Sometimes you have to go at a problem the way I’d go at a complicated crossword puzzle. Sometimes I’d pick up the Saturday Times crossword puzzle and I’d go over way over half the clues before I’d know the answer to one and then you start with what you know the answer to and you just build on it and eventually you can unravel the whole puzzle. And so I rarely work a puzzle with of any diffculty from one across and one down and all the way to the end, in a totally logical fashion. And I think a lot of difficult, complex problems are like that. You have to find something aspect of it you understand and build on it until you can unravel the mystery that you’re trying to understand.
Nearly anybody can learn nearly anything they need to know. Nature has something to do with it but I think nurture has something to do with it. I think, nature made Einstein’s massive brain and made him what he was but nurture can make nearly everyone seem to be above average intelligence if they have the right sort of nurturing early as well as the right kind of formal schooling and academic challenges and adults who believe in them when they’re children. I really believe it’s a little bit of both but most of us are all capable of doing more than we think! – Bill Clinton in WordPlay
Quote: What do Astrologers Have in Common with Musicians, the Math Professions, and Crossword Puzzlers?

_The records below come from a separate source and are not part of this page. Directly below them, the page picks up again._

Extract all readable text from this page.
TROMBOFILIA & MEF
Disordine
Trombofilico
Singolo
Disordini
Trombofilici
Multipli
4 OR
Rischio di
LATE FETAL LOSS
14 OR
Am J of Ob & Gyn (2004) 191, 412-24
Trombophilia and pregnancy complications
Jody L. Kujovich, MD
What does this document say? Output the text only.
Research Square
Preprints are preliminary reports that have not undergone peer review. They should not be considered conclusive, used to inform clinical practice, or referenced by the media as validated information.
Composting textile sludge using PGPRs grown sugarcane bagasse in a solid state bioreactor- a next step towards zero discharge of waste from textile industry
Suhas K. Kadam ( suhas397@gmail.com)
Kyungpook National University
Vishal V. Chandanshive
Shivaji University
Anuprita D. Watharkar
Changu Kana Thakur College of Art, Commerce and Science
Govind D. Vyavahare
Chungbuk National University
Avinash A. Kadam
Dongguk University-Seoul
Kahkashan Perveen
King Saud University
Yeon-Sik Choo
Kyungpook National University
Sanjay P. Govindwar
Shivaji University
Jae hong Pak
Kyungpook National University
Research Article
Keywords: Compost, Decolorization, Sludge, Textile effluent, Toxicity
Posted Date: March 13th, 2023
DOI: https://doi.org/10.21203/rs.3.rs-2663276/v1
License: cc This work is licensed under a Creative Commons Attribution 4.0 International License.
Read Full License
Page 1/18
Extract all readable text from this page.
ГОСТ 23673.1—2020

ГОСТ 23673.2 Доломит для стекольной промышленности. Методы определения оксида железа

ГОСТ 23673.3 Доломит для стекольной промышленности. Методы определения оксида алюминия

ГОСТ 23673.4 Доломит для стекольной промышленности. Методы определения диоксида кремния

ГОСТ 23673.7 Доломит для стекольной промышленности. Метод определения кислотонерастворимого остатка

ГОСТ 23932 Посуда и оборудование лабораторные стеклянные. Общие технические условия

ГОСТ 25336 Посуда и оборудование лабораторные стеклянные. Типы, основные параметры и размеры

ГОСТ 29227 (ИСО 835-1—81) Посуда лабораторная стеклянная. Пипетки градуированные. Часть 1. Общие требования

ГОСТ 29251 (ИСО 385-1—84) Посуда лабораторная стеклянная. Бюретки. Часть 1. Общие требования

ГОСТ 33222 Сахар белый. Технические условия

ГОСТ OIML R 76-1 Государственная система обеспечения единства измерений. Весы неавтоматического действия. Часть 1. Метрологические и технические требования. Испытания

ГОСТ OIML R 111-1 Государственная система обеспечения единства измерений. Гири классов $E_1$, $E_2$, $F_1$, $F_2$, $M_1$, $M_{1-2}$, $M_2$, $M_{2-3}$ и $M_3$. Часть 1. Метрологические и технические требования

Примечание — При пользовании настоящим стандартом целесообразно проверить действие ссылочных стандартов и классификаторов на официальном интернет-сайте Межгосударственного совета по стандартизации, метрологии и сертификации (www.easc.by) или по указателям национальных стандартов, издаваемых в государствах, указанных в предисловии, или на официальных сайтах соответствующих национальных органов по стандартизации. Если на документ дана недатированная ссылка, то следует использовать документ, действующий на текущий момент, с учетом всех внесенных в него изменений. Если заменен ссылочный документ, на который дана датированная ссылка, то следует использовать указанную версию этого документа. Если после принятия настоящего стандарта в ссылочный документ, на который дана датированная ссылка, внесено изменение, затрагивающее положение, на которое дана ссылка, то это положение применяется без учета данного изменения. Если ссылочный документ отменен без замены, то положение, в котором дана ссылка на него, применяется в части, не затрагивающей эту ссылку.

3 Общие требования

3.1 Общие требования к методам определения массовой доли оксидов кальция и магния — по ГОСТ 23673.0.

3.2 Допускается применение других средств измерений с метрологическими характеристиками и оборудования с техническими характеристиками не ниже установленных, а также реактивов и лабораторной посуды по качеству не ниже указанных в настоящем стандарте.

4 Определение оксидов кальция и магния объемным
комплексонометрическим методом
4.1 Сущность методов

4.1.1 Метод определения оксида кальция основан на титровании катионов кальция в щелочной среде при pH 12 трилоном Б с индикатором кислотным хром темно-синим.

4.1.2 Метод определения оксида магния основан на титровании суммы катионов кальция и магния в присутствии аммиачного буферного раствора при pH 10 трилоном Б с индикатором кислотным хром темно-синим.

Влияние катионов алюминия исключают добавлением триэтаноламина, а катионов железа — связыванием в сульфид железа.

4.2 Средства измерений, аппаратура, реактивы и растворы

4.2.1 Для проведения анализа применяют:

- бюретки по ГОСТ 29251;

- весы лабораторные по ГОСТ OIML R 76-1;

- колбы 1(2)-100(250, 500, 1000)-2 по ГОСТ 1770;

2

(While attending a Crosswords Puzzle Convention) Realizing what was the nature of the person who was really great. I don’t mean good like me, at an amateur level, but someone whose really really great and overwhelming the two professional groups that seemed to dominate are musicians and people in the math professions. And by that I mean computer programmers, actuaries, auditors, and I’ve asked people, “What would you think Who would you think would be the best?” And they say oh, copy editors or history teachers or English teachers. But, no, it’s these two groups. And what I think it is, is their ability to assimilate a lot of-of-of coded information, instantly. In other words, a piano player, like Jon Delfin… the greatest crossword puzzler of our time. He sits down, and he sees three staffs of music, and he can instantly play it. He’s takng all those notes, and he’s absorbed what they mean. instantaneously. And if you have that kind of a cast of mind… and then add to it a lot of, you know, a wide range of sort of ordinary and extraordinary information and if you can spell you’d be a really great crossword puzzler. – Former Public Editor (Ombudsman), Daniel Okrent in WordPlay
Many fabulous astrologers are musicians and work or have worked in math professions (computer programmers, etc.)!